Für alle Beiträge ab dem Jahr 2018 gilt ein Rechnungszins in Höhe von 2,75 Prozent. Darüber hinaus wird eine jährliche Entlastung durch die Einführung von Elementen aus dem offenen Deckungsplanverfahren erzielt. Im Ergebnis gilt somit: „Für die Rentner ändert sich nichts, für alle anderen Mitglieder gilt die Faustformel: Je näher sie vor dem Renteneintritt stehen, desto geringer sind die Auswirkungen. Das macht auch deshalb Sinn, weil die 'rentenferneren Jahrgänge' auch noch ausreichend Zeit haben, um gegenzusteuern, beispielsweise durch Einzahlungen in eine freiwillige Höherversicherung in unserem Versorgungswerk“, so Flume. „Gleichwohl bleibt das Niveau im Vergleich zur gesetzlichen Rentenversicherung attraktiv.“

Das VAWL hat ein konkretes Beispiel berechnet. Für ein heute 50-jähriges Mitglied, das mit 25 Jahren ins Versorgungswerk eingetreten ist und 50 Prozent des GRV-Höchstbeitrags geleistet hat, ergeben sich folgende Auswirkungen: Die Altersrente mit 67 Jahren würde sich um 12,4 Prozent verringern, sollte es keinerlei Dynamisierungen geben. Sie liegt immer noch deutlich über der Gesetzlichen Rente. Bei einer Dynamisierung um 0,9 Prozent pro Jahr halbiert sich die „Rentenkürzung“.
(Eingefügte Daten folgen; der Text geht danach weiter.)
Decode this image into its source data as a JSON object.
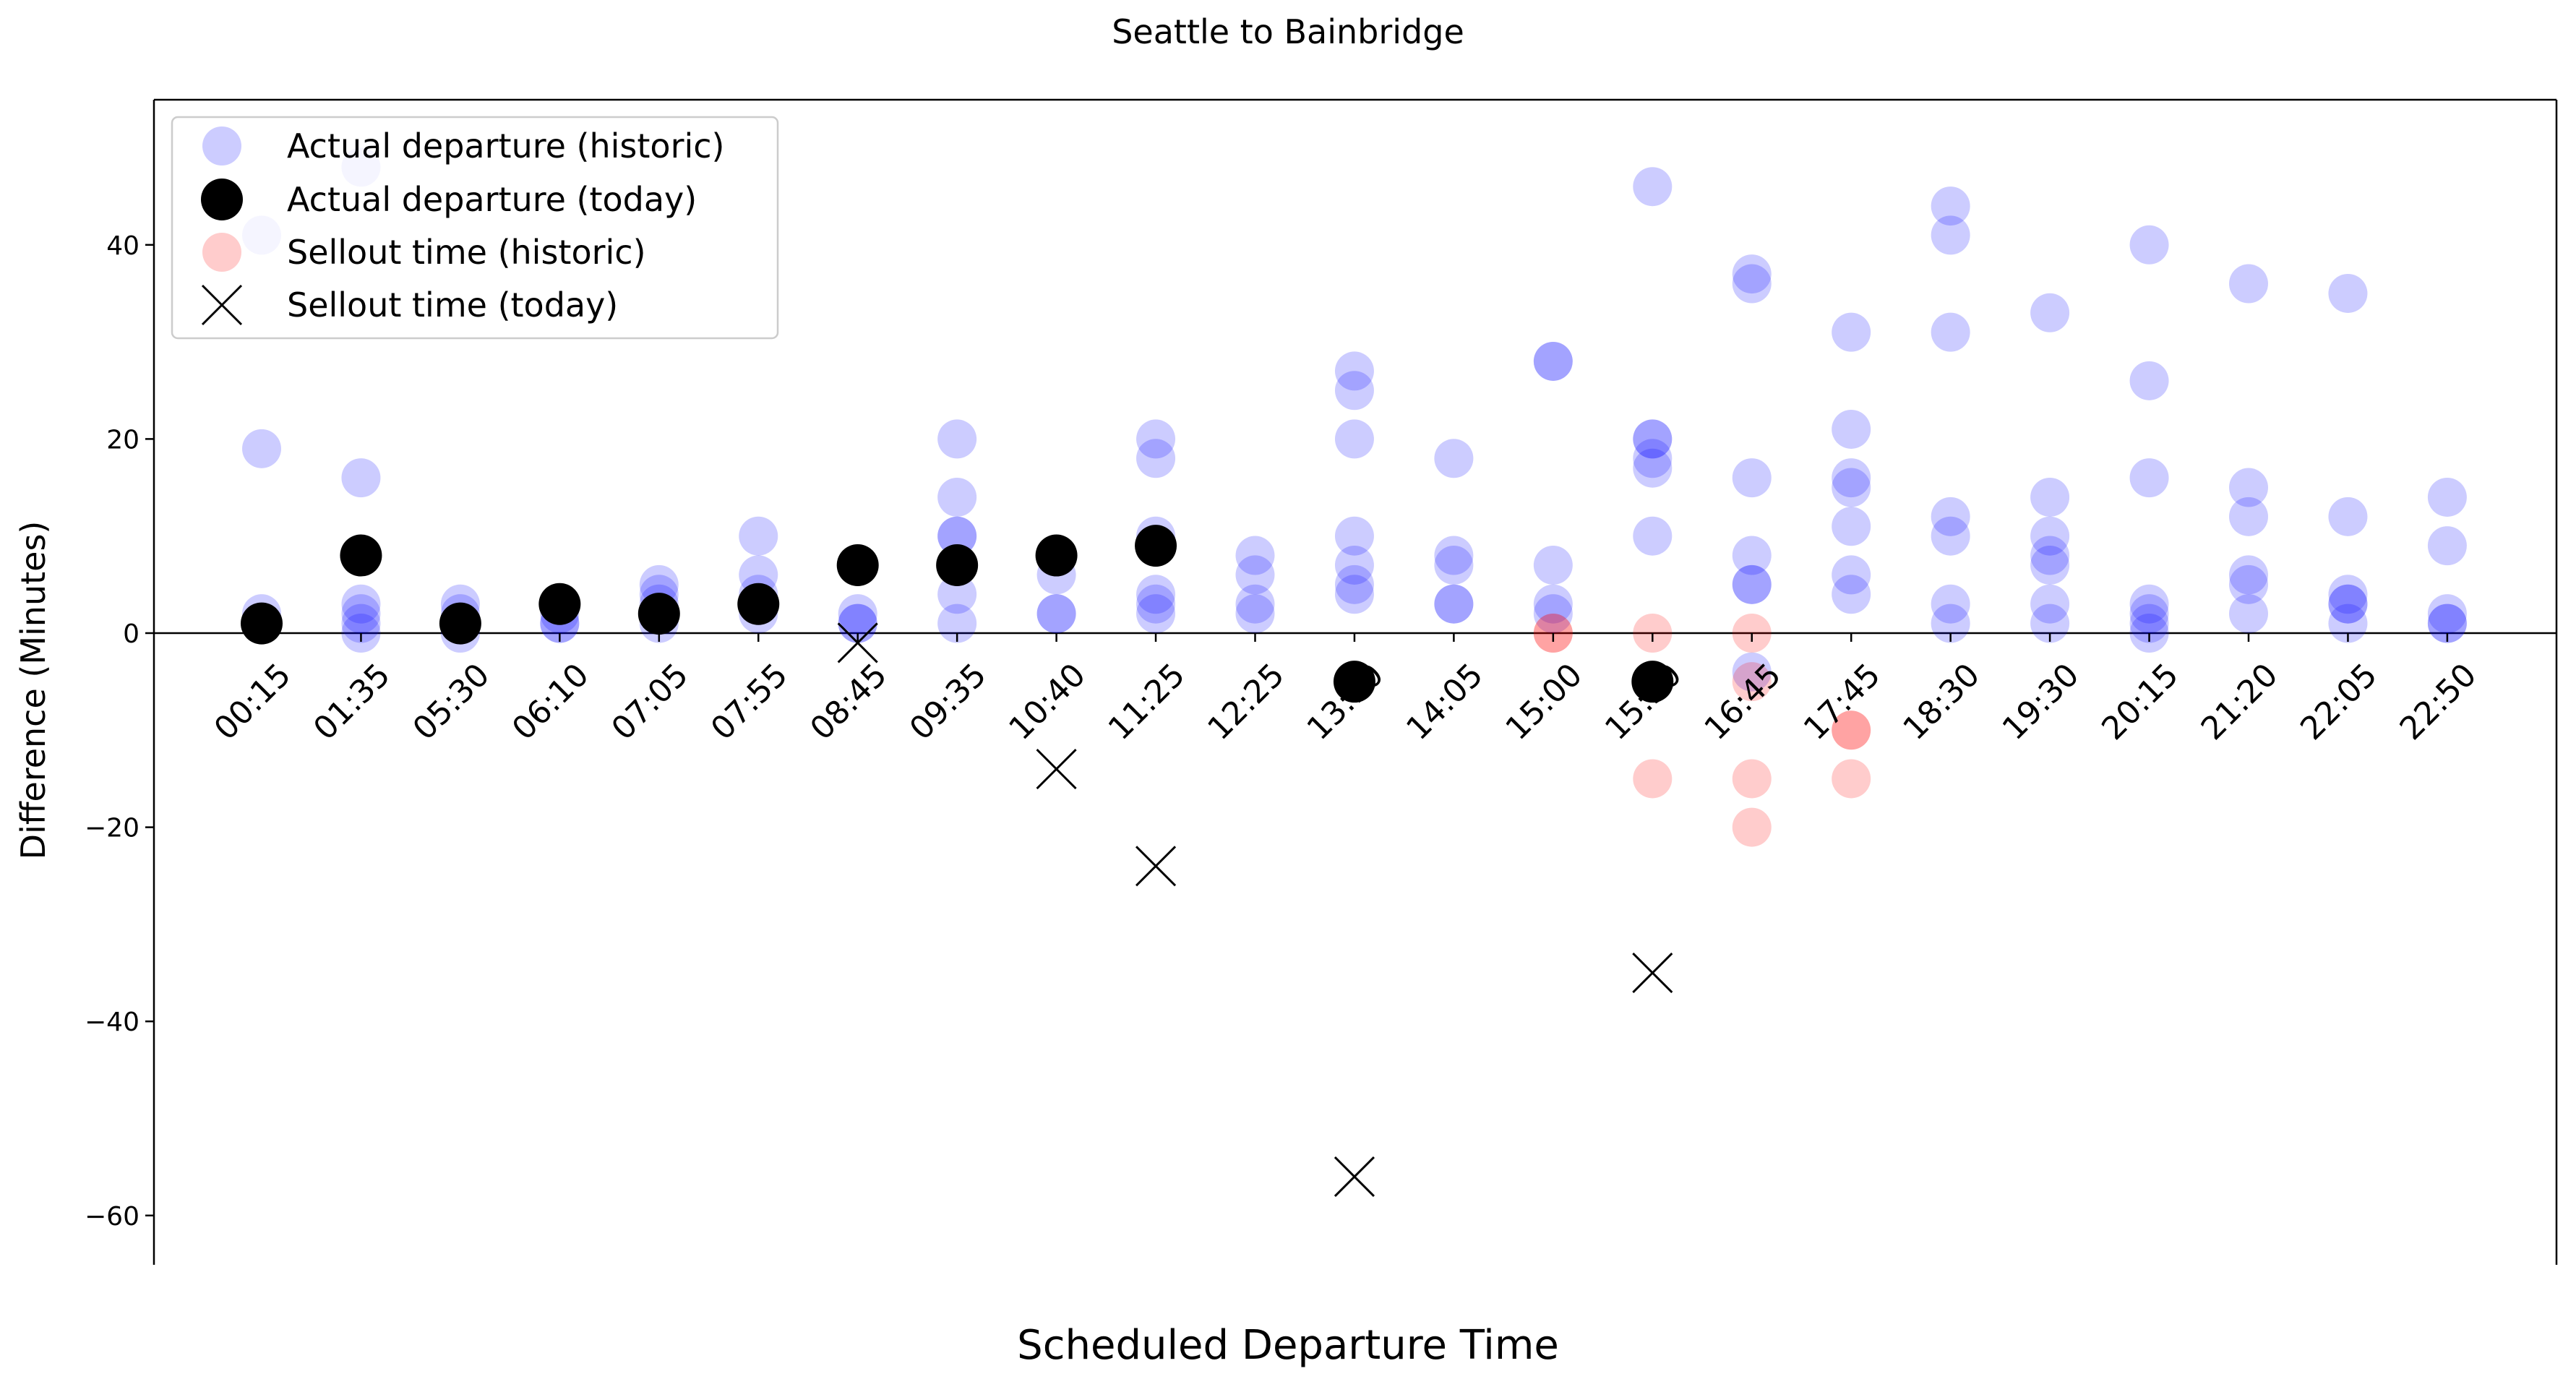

Bei einer jährlichen Dynamisierung von 1,4 Prozent ergibt sich eine „Rentenlücke“ von fünf Prozent. „Angesichts der radikalen Veränderungen auf den Kapitalmarkt sind das vergleichsweise milde und schonenden Eingriffe“, so die Bewertung von Flume und Strunk: „Die Altersversorgung durch unser VAWL bleibt also stabil und verlässlich.“

Das Versorgungswerk der Apothekerkammer Westfalen-Lippe (VAWL) besteht seit dem 1. Januar 1978. Aufgabe ist es, allen Mitgliedern der Apothekerkammern Westfalen-Lippe und Bremen und ihren Familien einen Rechtsanspruch auf Versorgungsleistungen gemäß Satzung zu gewähren. Aktuell gehören dem VAWL 6.725 Mitglieder und 2.171 Empfänger von Versorgungsleistungen an.

Nach Angaben von Flume blickt das VAWL auf ein „erfolgreiches Geschäftsjahr 2016“ zurück. Die erwirtschafteten Nettorendite betrug 4,1 Prozent. Die Summe der Kapitalanlagen wuchs um 83 Millionen Euro (4,1 Prozent) auf nunmehr 2,11 Milliarden Euro, die Bilanzsumme um ebenfalls 83 Millionen Euro auf 2,15 Milliarden Euro. Der Rohgewinn 2016 in Höhe von 14,86 Millionen Euro wird vollständig den Rücklagen zugeführt. Der Verwaltungskostensatz im Verhältnis zur Summe der Gesamtkapitalanlagen belief sich im Jahr 2016 auf 0,12 Prozent.